Crédito: Jorge Rodrigues - 23.nov.2017/Eleven/Folhapress Vinicius Jr, negociado com o Real Madrid por R$ 100 milhões; dinheiro abaterá dívida
Vinicius Jr, negociado com o Real Madrid por R$ 100 milhões; dinheiro abaterá dívida

JULIO WIZIACK
MAELI PRADO
DE BRASÍLIA

Um dos times mais endividados do país, o Flamengo hoje é mais saudável financeiramente que a Petrobras, que também tenta se reerguer de um atoleiro de dívidas.

Há seis anos, se pudesse quitar suas dívidas, o clube precisaria dispor de quantia equivalente a 3,5 vezes o seu caixa -R$ 443 milhões.

Hoje, a dívida total (que inclui a dívida em tributos com a União) é de R$ 304 milhões e seria preciso 70% da quantia disponível para quitá-la. A situação é melhor que a da Petrobras, que terminou 2017 com índice de 3,2.
A situação está desse jeito porque o Flamengo aderiu ao Profut, espécie de Refis para clubes lançado pelo governo em 2015.

Para cumprir a agenda de pagamentos, o Flamengo contratou uma gestão profissional. "Isso aqui agora é como uma empresa de capital aberto", diz Marcio Garotti, diretor financeiro do clube.

"A venda do Vinicius Jr, por exemplo, será usada para abater nossa dívida."

Estrela do time rubro-negro, Vinicius Jr foi negociado com o Real Madrid por cerca de R$ 100 milhões, descontados impostos. Os espanhóis pagaram dois terços do valor antecipadamente.

A pendência inscrita na Dívida Ativa da União é de R$ 244,3 milhões, e o clube vem pagando, segundo Garotti, R$ 1 milhão por mês.

Para que o Flamengo honrasse com o pagamento das ações trabalhistas, a Justiça criou um fundo que empenhava, inicialmente, 35% das receitas do clube. O índice foi se reduzindo à medida que os pagamentos foram sendo feitos e, até meados do ano passado, era de 15%.
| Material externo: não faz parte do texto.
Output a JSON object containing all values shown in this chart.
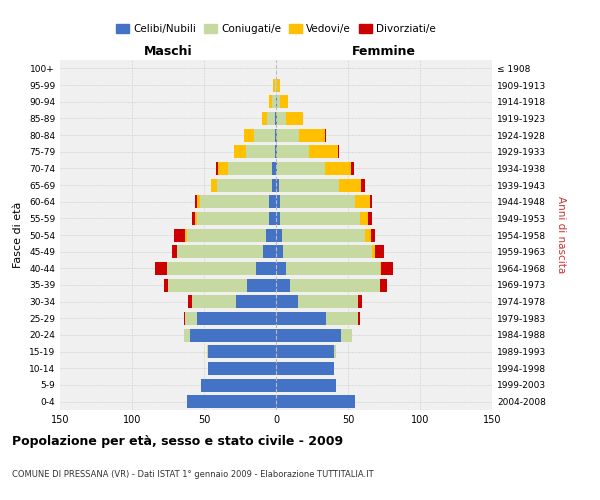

Segundo Garotti, em dezembro, os pagamentos deixaram de ser feitos pelo fundo. Os poucos que existirem serão acertados diretamente pelo Flamengo. "Estávamos na UTI, fomos para o quarto e agora tivemos alta."
Movimento parecido também ocorreu no Atlético-MG.

Com débitos de R$ 339,7 milhões na Dívida Ativa da União, o clube parcelou com a Procuradoria-Geral da Fazenda. A adesão ao Profut, em 2015, melhorou as condições de pagamento devido aos descontos de multas e juros e permitiu fechar patrocínio com a Caixa, que exigia auditorias das dívidas e uma negociação com os credores.

No entanto, nem todos os times foram por esse caminho. Estima-se que somente 40% estejam pagando regularmente as parcelas do programa.